I find some comments in this thread highly unfair to the plotting package we use as an open source tool (AlgebraOfGraphics), which receives frequent, immediate support from its leading developers, and we do not have to pay a penny for all the functionality at our disposal.

In my work, I have done a lot of plotting. A long time ago, I used MATLAB, and the current AoG documentation is much better than that of the previous private software (e.g., even today in MATLAB, we can only access some plot images if we log in to our account). In Julia, I have extensively used PlotlyJS (or PlutoPlotly), and the AoG documentation is not worse than that of Plotly.py (the original plotting package developed for Python and used also in Julia). We may find fewer examples in the AoG docs than in Plotly, but that is easily explained by the number of years both packages have been with us (and the number of users is also a relevant issue). I have also used Plots and PGFPlotsX, and their documentation is no better than the AoG one.

In Python, I have used Altair, Bokeh, and Plotly. The documentation is very similar across those three plotting packages, and once again, what we find is a large number of examples, much larger than those in the AoG. However, I do not see the AoG documentation itself as worse than that of the Python packages mentioned above. In fact, I find it better organized, more appealing, and modern. Given the massive amount of plotting cases that we may have, it is almost impossible to have all the small details that may be relevant for implementing a particular type of plot in the documentation of any plotting package. And this happens in Python, in Julia, and in any other language ecosystem we know.

For example, consider the classical case of the Palmer Penguins, which involves the distinction between wide- and long-formatted data and is often used as a nice example of what a good package can accomplish. This data set is in long-format and is widely used in the AoG as an example of what the package can achieve with a single dataset. The treatment of this data set in the AoG is second to none, as far as any plotting package is concerned, to the best of my knowledge. I give four examples of how the documentation usually handles small details, e.g., data formats: Vega-Altair, Seaborn, Bokeh, and Plotly. In all of those packages, there is no entry at all about the nature of the data. Please see the image below and the three links to make the case as straightforward as possible: Bokeh , Seaborn. Plotly.py does not have an entry for the Palmer Penguins in the docs, but there is a Kaggle presentation Plotly For Palmer Penguins. Notice that in all these cases there is not a single line about the long-format of the original data set. In all these examples, people show how to read the data and do a particular plot. That is all! Better, it is impossible in open-source software (and the same is true in private software as well).
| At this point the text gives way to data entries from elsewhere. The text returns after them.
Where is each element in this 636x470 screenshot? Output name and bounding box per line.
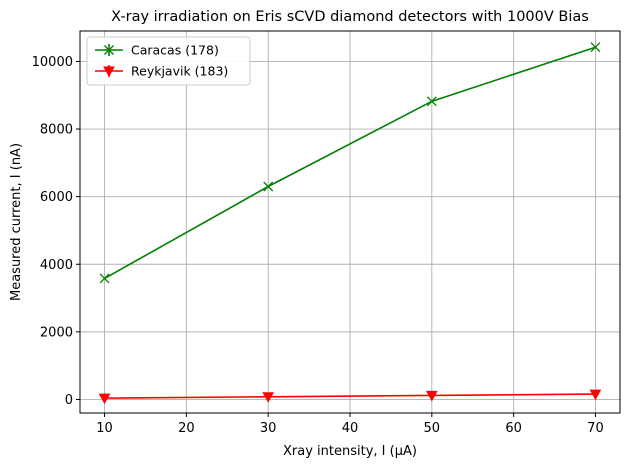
series-line xyxy=(104,46,596,280)
x-tick-label: 10 xyxy=(96,421,113,436)
data-point xyxy=(590,42,601,53)
x-tick-label: 60 xyxy=(505,421,522,436)
grid xyxy=(80,31,620,413)
y-tick-label: 0 xyxy=(65,393,73,408)
data-point xyxy=(589,389,602,401)
data-point xyxy=(425,390,438,402)
series-2 xyxy=(98,389,602,405)
chart-title: X-ray irradiation on Eris sCVD diamond d… xyxy=(111,9,589,25)
y-tick-label: 8000 xyxy=(40,123,73,138)
y-tick-label: 2000 xyxy=(40,325,73,340)
legend-entry: Caracas (178) xyxy=(95,43,219,58)
y-tick-label: 4000 xyxy=(40,258,73,273)
legend-label: Caracas (178) xyxy=(131,43,219,58)
x-tick-label: 40 xyxy=(342,421,359,436)
data-point xyxy=(98,393,111,405)
series-1 xyxy=(99,42,601,284)
legend-marker xyxy=(104,45,114,55)
data-point xyxy=(426,96,437,107)
y-axis-label: Measured current, I (nA) xyxy=(9,143,24,301)
legend: Caracas (178) Reykjavik (183) xyxy=(86,36,251,86)
y-tick-label: 6000 xyxy=(40,190,73,205)
legend-label: Reykjavik (183) xyxy=(131,64,228,79)
y-tick-label: 10000 xyxy=(32,55,73,70)
x-tick-label: 70 xyxy=(587,421,604,436)
legend-box xyxy=(86,36,251,86)
data-point xyxy=(262,392,275,403)
series-line xyxy=(104,393,596,399)
x-tick-label: 30 xyxy=(260,421,277,436)
x-axis-label: Xray intensity, I (μA) xyxy=(283,444,417,459)
x-tick-label: 50 xyxy=(424,421,441,436)
data-point xyxy=(263,181,274,192)
ticks: 10 20 30 40 50 60 70 0 2000 4000 6000 8000 10000 xyxy=(32,55,604,436)
series-layer xyxy=(98,42,602,405)
data-point xyxy=(99,273,110,284)
legend-marker xyxy=(103,66,115,78)
legend-entry: Reykjavik (183) xyxy=(95,64,228,79)
x-tick-label: 20 xyxy=(178,421,195,436)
If we want to learn more about what a particular package can do, we have to look somewhere else. Two excellent examples of Makie and AoG can be found in 6 The AlgebraOfGraphics package and Puma Tutorials. However, notice that even in the excellent chapter by @jverzani, there is not a single line about the nature of the long-form data. People infer that we know the difference between the two formats and their implications. If we want to learn more about the different data formats and their use in Makie and AoG, we can look at the second link above, as the document was conceived with that in mind from the beginning.
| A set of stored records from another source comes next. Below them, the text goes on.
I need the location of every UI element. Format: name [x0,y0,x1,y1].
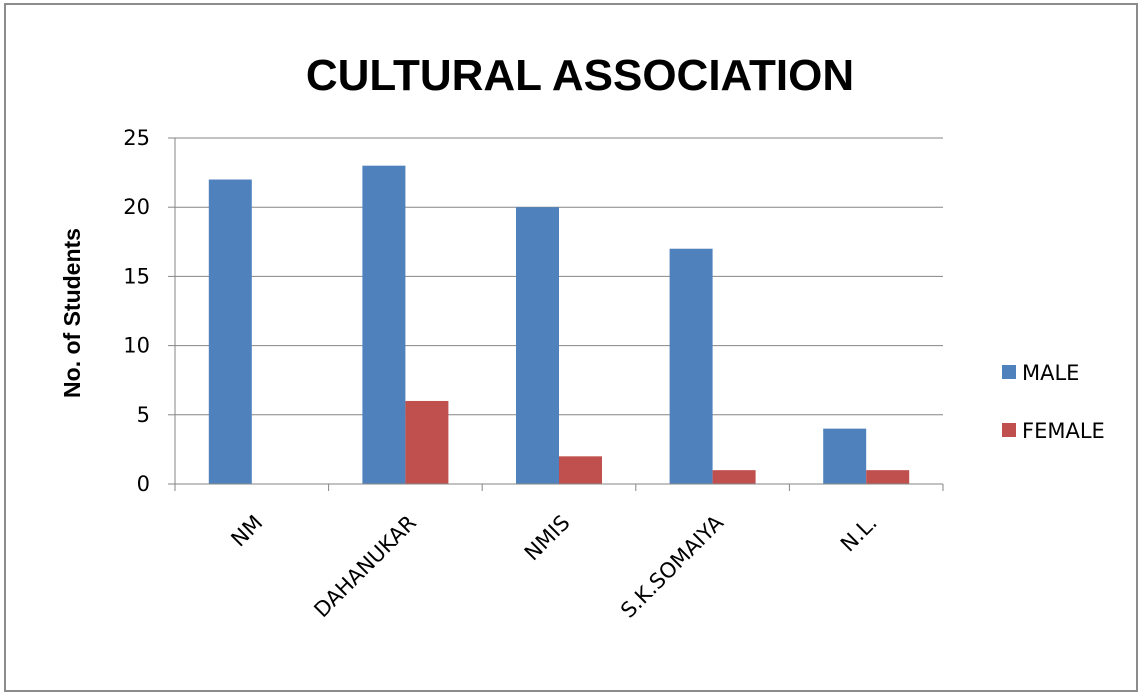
legend-swatch-male [1002,365,1016,379]
bar-female [712,470,756,484]
y-tick-label: 25 [123,126,150,150]
y-tick-label: 0 [137,472,150,496]
y-tick-label: 15 [123,264,150,288]
bar-female [866,470,910,484]
bars [208,165,910,484]
legend-label-female: FEMALE [1022,419,1105,443]
bar-male [362,165,406,484]
chart-title: CULTURAL ASSOCIATION [306,51,854,100]
x-tick-label: DAHANUKAR [309,511,421,623]
y-axis-label: No. of Students [59,228,85,398]
legend: MALE FEMALE [1002,361,1105,443]
bar-female [559,456,602,484]
legend-swatch-female [1002,423,1016,437]
x-tick-label: NM [226,511,267,552]
y-tick-label: 5 [137,403,150,427]
x-tick-label: NMIS [520,511,575,566]
x-tick-label: N.L. [836,511,882,557]
x-tick-labels: NM DAHANUKAR NMIS S.K.SOMAIYA N.L. [226,510,881,623]
bar-male [669,248,713,484]
x-tick-label: S.K.SOMAIYA [616,510,729,623]
y-tick-label: 10 [123,334,150,358]
y-tick-labels: 0 5 10 15 20 25 [123,126,150,496]
y-tick-label: 20 [123,195,150,219]
legend-label-male: MALE [1022,361,1079,385]
bar-female [405,400,449,484]
bar-male [516,207,559,484]
bar-male [208,179,252,484]
chart-frame [4,3,1138,692]
axes [168,137,944,491]
bar-male [823,428,867,484]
Finally, a disclaimer. I am not a contributor to Makie or the AoG packages, not even a regular user of those packages. I play around with them from time to time. I want to thank their leading developers for the enormous amount of work they put into their development, and congratulate them on two excellent software packages that I can use free of charge, with technical support, and the possibility to request improvements that I may be the most immediate beneficiary of.